Not as much adored a decade later, Jackie’s generally busy shopping, getting Botox injections, showing off her Gucci ostrich-feather pants or worrying aloud that her husband had joked that he’d trade her for two 20-year-olds when she turned 40. They’re still together, but maybe not for long. In 2008, he was successfully sued by a former Westgate employee for sexual harassment, a fact not mentioned in the Oscar-worthy The Queen of Versailles. But Greenfield’s camera does observe him ogling Miss America contestants who attend a party at the Siegel abode. In a cringe-inducing sequence, he even appears to be propositioning one young woman and asks a cluster of them if they’d rather be with a handsome guy or a filthy rich guy. His status is changing, however, as both the new Sunshine State digs and the Vegas Strip development are threatened with foreclosure.

This is an era when Mitt Romney, who hopes to add a $55,000 car elevator to the planned expansion of his $12 million oceanfront California vacation home, could be elected president. Ardent Republican David was planning to trade in the 17 bathrooms at his current hacienda for 30 in the $150 million Versailles, which would also feature 10 kitchens, a roller rink, a bowling alley, a health spa, three hot tubs, a sushi bar, an entire children’s wing and a wine cellar suitable for 20,000 bottles. The walls certainly might be able to accommodate the many photographs and painted portraits of the adult Siegels – narcissism run amok! – some with them dressed as royalty. They would finally be able to take all their genuine Louis the XIV antique furniture out of storage.

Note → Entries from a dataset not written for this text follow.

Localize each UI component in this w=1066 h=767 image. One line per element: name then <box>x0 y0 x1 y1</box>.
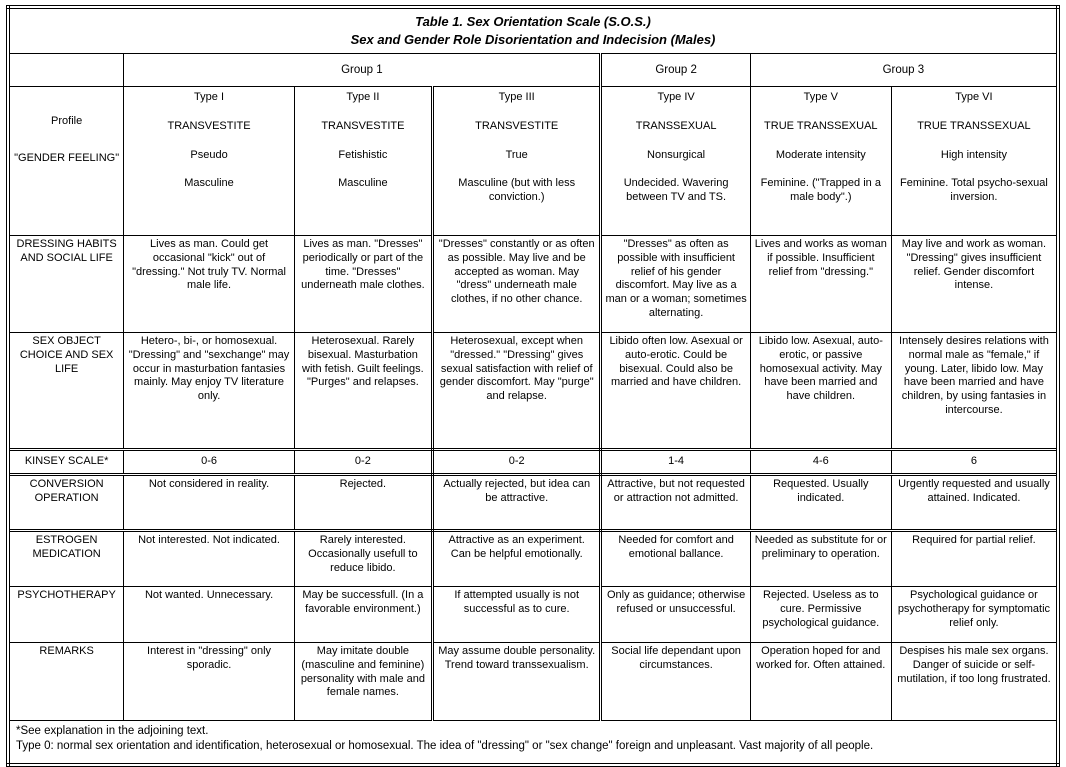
cell-conversion-type5: Requested. Usually indicated. <box>750 475 891 531</box>
type6-label: Type VI <box>955 91 993 104</box>
cell-sex-object-type3: Heterosexual, except when "dressed." "Dressing" gives sexual satisfaction with relief of gender discomfort. May "purge" and relapse. <box>432 333 601 450</box>
cell-kinsey-type4: 1-4 <box>601 450 750 475</box>
cell-estrogen-type5: Needed as substitute for or preliminary to operation. <box>750 531 891 587</box>
cell-remarks-type4: Social life dependant upon circumstances. <box>601 643 750 721</box>
type5-subtype: Moderate intensity <box>775 148 866 161</box>
type6-subtype: High intensity <box>940 148 1007 161</box>
cell-sex-object-type6: Intensely desires relations with normal male as "female," if young. Later, libido low. May have been married and have children, by using fantasies in intercourse. <box>891 333 1058 450</box>
type5-feeling: Feminine. ("Trapped in a male body".) <box>760 177 881 204</box>
cell-kinsey-type2: 0-2 <box>294 450 432 475</box>
cell-sex-object-type1: Hetero-, bi-, or homosexual. "Dressing" and "sexchange" may occur in masturbation fantasies mainly. May enjoy TV literature only. <box>124 333 295 450</box>
cell-profile-type1 <box>124 87 295 236</box>
sos-table <box>6 5 1060 767</box>
row-label-kinsey: KINSEY SCALE* <box>8 450 124 475</box>
cell-psychotherapy-type6: Psychological guidance or psychotherapy for symptomatic relief only. <box>891 587 1058 643</box>
table-title-line1: Table 1. Sex Orientation Scale (S.O.S.) <box>415 14 651 29</box>
cell-remarks-type6: Despises his male sex organs. Danger of suicide or self-mutilation, if too long frustrated. <box>891 643 1058 721</box>
psychotherapy-row <box>8 587 1058 643</box>
type5-name: TRUE TRANSSEXUAL <box>764 119 878 132</box>
group-header-row <box>8 54 1058 87</box>
cell-profile-type4 <box>601 87 750 236</box>
cell-profile-type5 <box>750 87 891 236</box>
type1-label: Type I <box>194 91 225 104</box>
cell-kinsey-type5: 4-6 <box>750 450 891 475</box>
group-1-header: Group 1 <box>124 54 601 87</box>
type4-subtype: Nonsurgical <box>647 148 706 161</box>
type6-name: TRUE TRANSSEXUAL <box>917 119 1031 132</box>
cell-estrogen-type3: Attractive as an experiment. Can be helpful emotionally. <box>432 531 601 587</box>
cell-remarks-type5: Operation hoped for and worked for. Often attained. <box>750 643 891 721</box>
row-label-psychotherapy: PSYCHOTHERAPY <box>8 587 124 643</box>
type6-feeling: Feminine. Total psycho-sexual inversion. <box>900 177 1048 204</box>
footnote-line1: *See explanation in the adjoining text. <box>16 725 209 738</box>
type2-subtype: Fetishistic <box>338 148 388 161</box>
cell-kinsey-type6: 6 <box>891 450 1058 475</box>
estrogen-row <box>8 531 1058 587</box>
type1-subtype: Pseudo <box>190 148 228 161</box>
type3-subtype: True <box>505 148 528 161</box>
cell-dressing-type1: Lives as man. Could get occasional "kick" out of "dressing." Not truly TV. Normal male life. <box>124 236 295 333</box>
cell-sex-object-type5: Libido low. Asexual, auto-erotic, or passive homosexual activity. May have been married and have children. <box>750 333 891 450</box>
profile-label-line1: Profile <box>51 115 83 128</box>
cell-sex-object-type2: Heterosexual. Rarely bisexual. Masturbation with fetish. Guilt feelings. "Purges" and relapses. <box>294 333 432 450</box>
type1-feeling: Masculine <box>184 177 234 190</box>
cell-kinsey-type1: 0-6 <box>124 450 295 475</box>
title-row <box>8 7 1058 54</box>
remarks-row <box>8 643 1058 721</box>
footnote-row <box>8 721 1058 766</box>
profile-label-line2: "GENDER FEELING" <box>14 151 120 164</box>
footnotes <box>8 721 1058 766</box>
row-label-estrogen: ESTROGEN MEDICATION <box>8 531 124 587</box>
cell-estrogen-type4: Needed for comfort and emotional ballance. <box>601 531 750 587</box>
cell-psychotherapy-type5: Rejected. Useless as to cure. Permissive psychological guidance. <box>750 587 891 643</box>
cell-remarks-type1: Interest in "dressing" only sporadic. <box>124 643 295 721</box>
cell-psychotherapy-type2: May be successfull. (In a favorable environment.) <box>294 587 432 643</box>
cell-conversion-type3: Actually rejected, but idea can be attractive. <box>432 475 601 531</box>
type1-name: TRANSVESTITE <box>167 119 251 132</box>
conversion-row <box>8 475 1058 531</box>
footnote-line2: Type 0: normal sex orientation and identification, heterosexual or homosexual. The idea of "dressing" or "sex change" foreign and unpleasant. Vast majority of all people. <box>16 740 874 753</box>
cell-psychotherapy-type3: If attempted usually is not successful as to cure. <box>432 587 601 643</box>
type3-feeling: Masculine (but with less conviction.) <box>458 177 576 204</box>
kinsey-row <box>8 450 1058 475</box>
table-title <box>8 7 1058 54</box>
cell-dressing-type3: "Dresses" constantly or as often as possible. May live and be accepted as woman. May "dress" underneath male clothes, if no other chance. <box>432 236 601 333</box>
type2-name: TRANSVESTITE <box>321 119 405 132</box>
cell-dressing-type2: Lives as man. "Dresses" periodically or part of the time. "Dresses" underneath male clothes. <box>294 236 432 333</box>
cell-remarks-type2: May imitate double (masculine and feminine) personality with male and female names. <box>294 643 432 721</box>
cell-kinsey-type3: 0-2 <box>432 450 601 475</box>
corner-cell <box>8 54 124 87</box>
cell-conversion-type4: Attractive, but not requested or attraction not admitted. <box>601 475 750 531</box>
type3-label: Type III <box>498 91 535 104</box>
cell-psychotherapy-type4: Only as guidance; otherwise refused or unsuccessful. <box>601 587 750 643</box>
cell-dressing-type6: May live and work as woman. "Dressing" gives insufficient relief. Gender discomfort intense. <box>891 236 1058 333</box>
type5-label: Type V <box>803 91 838 104</box>
sex-object-row <box>8 333 1058 450</box>
cell-conversion-type1: Not considered in reality. <box>124 475 295 531</box>
type4-name: TRANSSEXUAL <box>635 119 717 132</box>
group-2-header: Group 2 <box>601 54 750 87</box>
row-label-remarks: REMARKS <box>8 643 124 721</box>
cell-estrogen-type1: Not interested. Not indicated. <box>124 531 295 587</box>
row-label-dressing: DRESSING HABITS AND SOCIAL LIFE <box>8 236 124 333</box>
row-label-sex-object: SEX OBJECT CHOICE AND SEX LIFE <box>8 333 124 450</box>
cell-dressing-type5: Lives and works as woman if possible. Insufficient relief from "dressing." <box>750 236 891 333</box>
cell-conversion-type6: Urgently requested and usually attained. Indicated. <box>891 475 1058 531</box>
table-title-line2: Sex and Gender Role Disorientation and Indecision (Males) <box>350 31 716 47</box>
cell-profile-type6 <box>891 87 1058 236</box>
row-label-profile <box>8 87 124 236</box>
type3-name: TRANSVESTITE <box>475 119 559 132</box>
cell-profile-type2 <box>294 87 432 236</box>
group-3-header: Group 3 <box>750 54 1058 87</box>
cell-estrogen-type6: Required for partial relief. <box>891 531 1058 587</box>
type4-feeling: Undecided. Wavering between TV and TS. <box>623 177 729 204</box>
cell-psychotherapy-type1: Not wanted. Unnecessary. <box>124 587 295 643</box>
dressing-row <box>8 236 1058 333</box>
cell-profile-type3 <box>432 87 601 236</box>
type4-label: Type IV <box>657 91 695 104</box>
row-label-conversion: CONVERSION OPERATION <box>8 475 124 531</box>
cell-dressing-type4: "Dresses" as often as possible with insufficient relief of his gender discomfort. May live as a man or a woman; sometimes alternating. <box>601 236 750 333</box>
cell-conversion-type2: Rejected. <box>294 475 432 531</box>
type2-feeling: Masculine <box>338 177 388 190</box>
type2-label: Type II <box>346 91 380 104</box>
cell-estrogen-type2: Rarely interested. Occasionally usefull to reduce libido. <box>294 531 432 587</box>
cell-sex-object-type4: Libido often low. Asexual or auto-erotic. Could be bisexual. Could also be married and have children. <box>601 333 750 450</box>
cell-remarks-type3: May assume double personality. Trend toward transsexualism. <box>432 643 601 721</box>
profile-row <box>8 87 1058 236</box>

Jackie, Children and Pomeranian
When hard times arrive, the Siegels must downsize to just four servants. The survival skills of shopaholic Jackie are questionable. She condescends to visit Walmart, leaving the store with seven carts full of shmatas and tchotchkas from China. She takes a stretch limo to pick up lunch from McDonald’s. Pet lizards and fish die in their tanks. The household is dispirited. Upon renting a car for a visit to her hometown, she wants to know the name of the chauffeur who’ll be driving it. The clan’s Gulfstream jet is taken away and, forced to fly commercial, one of the kids asks: “Mom, what are all these strangers doing on our plane?”

The bubble has burst. Business dealings get murky. The Vegas Westgate tower, a sort of Watergate in the desert, lays off about 7,000 salespeople. The expensive time-shares were aggressively sold to people who really couldn’t afford them but went into debt anyway. The Siegel sub-prime credit scheme is much like the one that allowed banks to bring the global economy to its knees. Now those banks are nibbling at David’s heels. He retreats to his study, desperate to somehow solve the mess and growling at anyone who approaches. The sugar daddy is souring.

Good witch Jackie starts a thrift store for the unemployed, filling it with many of her own possessions. Bad witch Jackie eats from a $2,000 tin of caviar on Christmas morning. Apparently, you can take the girl out of Versailles but you can’t take Versailles out of the girl.

– Susan Green is a film critic and arts journalist based in Burlington, Vermont. She is the co-author with Kevin Courrier of Law & Order: The Unofficial Companion and with Randee Dawn of Law & Order Special Victims Unit: The Unofficial Companion.